Rescuers can't reach below 600m, Mr Little said - and below that, each submarine has a "crush depth" at which point its structure will not be able to withstand the water pressure.
It is extremely rare for submarines to sink, Mr Little points out. It last happened in 2000, when the Russian submarine the Kursk sank in the Barents Sea, killing all 118 crew on board.
How long can a crew survive submerged?
The number of days that a crew can survive depends on how long they have already been performing duties underwater and how well prepared they are for losing power.
"If batteries were charged and air refreshed," Dr Farley says, "then outlook is hopeful".
In relation to the Argentine sub he adds: "Outer range appears to be 10 days if they were well prepared."
How is the crew trained for this?
One of the most important practices is for trapped crew members to slow down their breathing rates in order to conserve oxygen.
Dr Farley says that this it is a hard thing to train people to do, adding that in such circumstances: "My guess is that they would be cautioned to reduce activity and reduce speaking in order to save oxygen."
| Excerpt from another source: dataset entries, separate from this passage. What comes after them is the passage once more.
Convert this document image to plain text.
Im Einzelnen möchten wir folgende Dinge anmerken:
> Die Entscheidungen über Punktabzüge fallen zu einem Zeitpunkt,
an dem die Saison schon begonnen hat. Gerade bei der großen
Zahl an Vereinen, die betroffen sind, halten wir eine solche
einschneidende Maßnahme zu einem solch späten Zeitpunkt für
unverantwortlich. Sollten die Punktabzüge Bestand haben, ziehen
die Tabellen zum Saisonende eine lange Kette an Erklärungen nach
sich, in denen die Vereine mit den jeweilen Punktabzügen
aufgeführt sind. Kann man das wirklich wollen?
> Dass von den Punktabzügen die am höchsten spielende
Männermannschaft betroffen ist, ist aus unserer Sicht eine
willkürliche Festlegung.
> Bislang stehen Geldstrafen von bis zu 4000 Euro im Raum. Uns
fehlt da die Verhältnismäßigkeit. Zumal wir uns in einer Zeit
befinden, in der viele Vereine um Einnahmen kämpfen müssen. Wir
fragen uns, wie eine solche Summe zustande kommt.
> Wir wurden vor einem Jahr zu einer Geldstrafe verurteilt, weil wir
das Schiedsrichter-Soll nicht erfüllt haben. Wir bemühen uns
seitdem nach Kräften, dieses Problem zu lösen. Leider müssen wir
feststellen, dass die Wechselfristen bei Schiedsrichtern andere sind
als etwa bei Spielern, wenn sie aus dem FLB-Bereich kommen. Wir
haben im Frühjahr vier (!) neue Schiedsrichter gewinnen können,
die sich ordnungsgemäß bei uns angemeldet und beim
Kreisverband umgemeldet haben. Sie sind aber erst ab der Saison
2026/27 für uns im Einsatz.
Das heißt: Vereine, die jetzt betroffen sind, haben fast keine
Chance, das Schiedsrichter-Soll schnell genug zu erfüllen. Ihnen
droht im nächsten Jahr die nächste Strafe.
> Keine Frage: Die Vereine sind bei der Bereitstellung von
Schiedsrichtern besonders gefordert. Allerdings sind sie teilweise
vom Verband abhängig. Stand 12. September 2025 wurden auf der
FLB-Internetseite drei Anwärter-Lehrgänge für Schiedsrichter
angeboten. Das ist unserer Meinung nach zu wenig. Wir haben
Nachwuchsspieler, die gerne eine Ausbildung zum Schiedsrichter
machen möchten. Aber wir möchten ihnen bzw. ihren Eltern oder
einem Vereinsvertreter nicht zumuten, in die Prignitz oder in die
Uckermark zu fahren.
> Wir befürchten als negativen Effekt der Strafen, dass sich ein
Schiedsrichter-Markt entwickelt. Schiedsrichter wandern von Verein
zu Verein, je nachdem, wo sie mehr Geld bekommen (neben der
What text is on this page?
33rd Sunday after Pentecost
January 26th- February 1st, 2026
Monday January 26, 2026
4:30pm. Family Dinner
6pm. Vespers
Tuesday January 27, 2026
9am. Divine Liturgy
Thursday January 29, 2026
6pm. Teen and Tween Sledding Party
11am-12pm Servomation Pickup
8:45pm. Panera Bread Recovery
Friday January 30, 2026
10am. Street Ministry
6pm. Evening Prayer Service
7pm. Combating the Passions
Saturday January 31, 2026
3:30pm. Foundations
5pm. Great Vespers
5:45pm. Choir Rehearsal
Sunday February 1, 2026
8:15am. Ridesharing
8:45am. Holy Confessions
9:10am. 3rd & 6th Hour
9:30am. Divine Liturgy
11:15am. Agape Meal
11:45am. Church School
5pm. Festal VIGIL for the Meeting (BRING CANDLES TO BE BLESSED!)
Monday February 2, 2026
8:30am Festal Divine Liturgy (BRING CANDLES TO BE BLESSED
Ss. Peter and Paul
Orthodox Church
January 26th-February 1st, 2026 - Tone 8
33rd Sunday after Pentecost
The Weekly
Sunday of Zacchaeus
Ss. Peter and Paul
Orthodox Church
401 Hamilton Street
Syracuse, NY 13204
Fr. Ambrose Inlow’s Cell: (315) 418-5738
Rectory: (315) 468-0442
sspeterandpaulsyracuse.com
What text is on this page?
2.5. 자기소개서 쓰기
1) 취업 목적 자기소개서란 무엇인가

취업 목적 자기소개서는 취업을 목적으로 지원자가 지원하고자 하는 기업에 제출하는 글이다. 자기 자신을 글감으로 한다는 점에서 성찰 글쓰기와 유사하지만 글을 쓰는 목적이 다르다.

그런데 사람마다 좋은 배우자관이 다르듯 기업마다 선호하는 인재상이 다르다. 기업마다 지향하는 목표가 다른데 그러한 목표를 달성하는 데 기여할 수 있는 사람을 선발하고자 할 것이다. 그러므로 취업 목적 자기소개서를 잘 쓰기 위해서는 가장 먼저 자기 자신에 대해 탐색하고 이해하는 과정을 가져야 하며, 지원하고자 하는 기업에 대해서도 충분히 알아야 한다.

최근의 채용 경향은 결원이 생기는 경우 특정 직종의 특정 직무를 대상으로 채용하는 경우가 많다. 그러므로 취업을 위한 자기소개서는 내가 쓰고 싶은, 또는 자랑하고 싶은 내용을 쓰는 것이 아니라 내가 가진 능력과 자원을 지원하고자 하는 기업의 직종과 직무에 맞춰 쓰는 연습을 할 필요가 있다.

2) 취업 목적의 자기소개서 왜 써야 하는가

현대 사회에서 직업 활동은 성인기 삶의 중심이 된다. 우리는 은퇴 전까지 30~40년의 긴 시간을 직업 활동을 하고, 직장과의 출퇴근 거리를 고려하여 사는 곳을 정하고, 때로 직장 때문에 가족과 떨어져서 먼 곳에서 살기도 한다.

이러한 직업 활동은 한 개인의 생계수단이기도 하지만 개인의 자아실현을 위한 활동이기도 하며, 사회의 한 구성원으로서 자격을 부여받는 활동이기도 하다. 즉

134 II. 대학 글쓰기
The conditions, likely to be cold and damp, may well have a detrimental impact on morale, but the personnel on board will be well trained and disciplined.
They will likely establish routines, making themselves as comfortable as possible while minimising their movements and supporting one another as they await rescue.
The response to these emergency incidents has also been improved at the international level since the Kursk disaster.
An organisation called the International Submarine Escape and Rescue Liaison Office, based in Northwood just outside London, co-ordinates all international response and is playing "a key role in this operation", Mr Little says.
What are the main dangers?
With a possible shortage of oxygen and a build-up of carbon monoxide, suffocation is the number one risk.
Oxygen can be supplied either through canisters or generators that perform a process called "electrolysis" - which effectively separates components such as water and oxygen. However a lack of power will hinder this process and the supply may gradually run out.
There are other dangers that could also come into play.
Dr Farley points out that if a compartment within a trapped sub becomes flooded, this can lead to "flash fires and other nastiness" as the air gets further compressed.
Is there a plan for such accidents?
In the event that a submerged vessel suffers problems in returning to the surface, procedures can be implemented to help raise it.
To control buoyancy, the fuel or ballast tanks - which can add weight - can be emptied and used to lift the sub. To achieve this, the diesel fuel or ballast is released, emptying the tanks, and the chambers are then filled with air.
Subs also have small hydroplanes; wings that are adjusted to allow water to travel in different directions as the vessel pitches its bow and stern up or down to assist its movement.